Their project is based in a tribal area of India, providing livelihood to tribal women and youth. Aarohana is currently expanding to work with another group of tribal women. As of now, they have 20 artisans on board and can utilise one ton of packaging waste for upto 6 months.
They work on three areas:
Conservation: They approach the conservation of the environment and heritage using social involvement and traditional technology
Livelihoods: They generate livelihood opportunities for the grassroots while integrating social and environmental sustainability
Participation: They engage consumers and associates in this EcoSocial development process, to create a responsible economy.
Their Online Store features a variety of bags, totes, laptop cases, and other products made from the fabrics created from waste plastic.

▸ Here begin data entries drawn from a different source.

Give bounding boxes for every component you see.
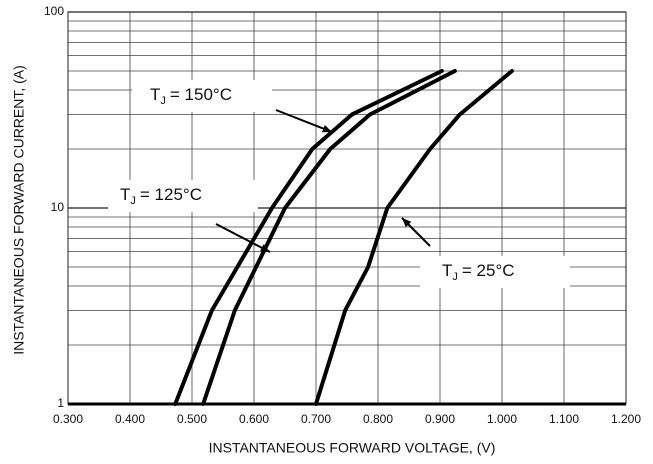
x-tick-label: 0.800 [363, 412, 393, 426]
annotation-arrow [215, 223, 271, 253]
x-tick-label: 0.900 [425, 412, 455, 426]
x-tick-label: 1.100 [549, 412, 579, 426]
arrow-head [402, 218, 412, 228]
annotation-symbol: T [442, 261, 452, 280]
annotation-box [420, 256, 570, 288]
annotation-box [108, 180, 258, 212]
annotation-box [132, 80, 272, 112]
x-tick-label: 0.400 [115, 412, 145, 426]
x-axis-label: INSTANTANEOUS FORWARD VOLTAGE, (V) [209, 440, 496, 456]
x-tick-label: 1.200 [611, 412, 641, 426]
annotation: TJ = 25°C [442, 261, 515, 282]
annotation: TJ = 125°C [120, 185, 202, 206]
annotation-symbol: T [120, 185, 130, 204]
annotation-text: = 125°C [140, 185, 202, 204]
annotation-symbol: T [150, 85, 160, 104]
annotation-arrow [275, 109, 333, 133]
annotation-subscript: J [130, 195, 136, 207]
y-tick-label: 10 [51, 200, 65, 214]
y-tick-label: 1 [57, 396, 64, 410]
arrow-head [260, 244, 270, 252]
y-tick-label: 100 [44, 4, 64, 18]
x-tick-label: 0.500 [177, 412, 207, 426]
annotation-text: = 25°C [462, 261, 515, 280]
annotation-subscript: J [452, 271, 458, 283]
x-tick-label: 0.300 [53, 412, 83, 426]
x-tick-label: 0.700 [301, 412, 331, 426]
annotation-text: = 150°C [170, 85, 232, 104]
curve [201, 69, 457, 406]
arrow-head [322, 125, 332, 133]
x-tick-label: 0.600 [239, 412, 269, 426]
annotation: TJ = 150°C [150, 85, 232, 106]
curve [173, 69, 444, 406]
curve [314, 69, 514, 406]
annotation-subscript: J [160, 95, 166, 107]
x-tick-label: 1.000 [487, 412, 517, 426]
y-axis-label: INSTANTANEOUS FORWARD CURRENT, (A) [11, 65, 27, 355]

Amita has worked extensively in sustainable development and corporate social responsibility since the past 8 years. An IT Engineer by basic education, she went on to do her Masters at Purdue University, the USA with a focus on Sustainability. Since then, she has worked with CSR teams of multinational corporations, consultancies, non-profits, and community-based organizations in the United States and India and eventually founded Aarohana EcoSocial Developments with the rich experience she gathered.
Founder & Director
Nandan has over a decade of experience working in Business Development and Procurement sectors of reputed companies like Tata Telecom, Sony, Future Group and Sify. With profuse experience in managing projects, large teams and market relations, he has co-founded Aarohana with long-time friend, Amita.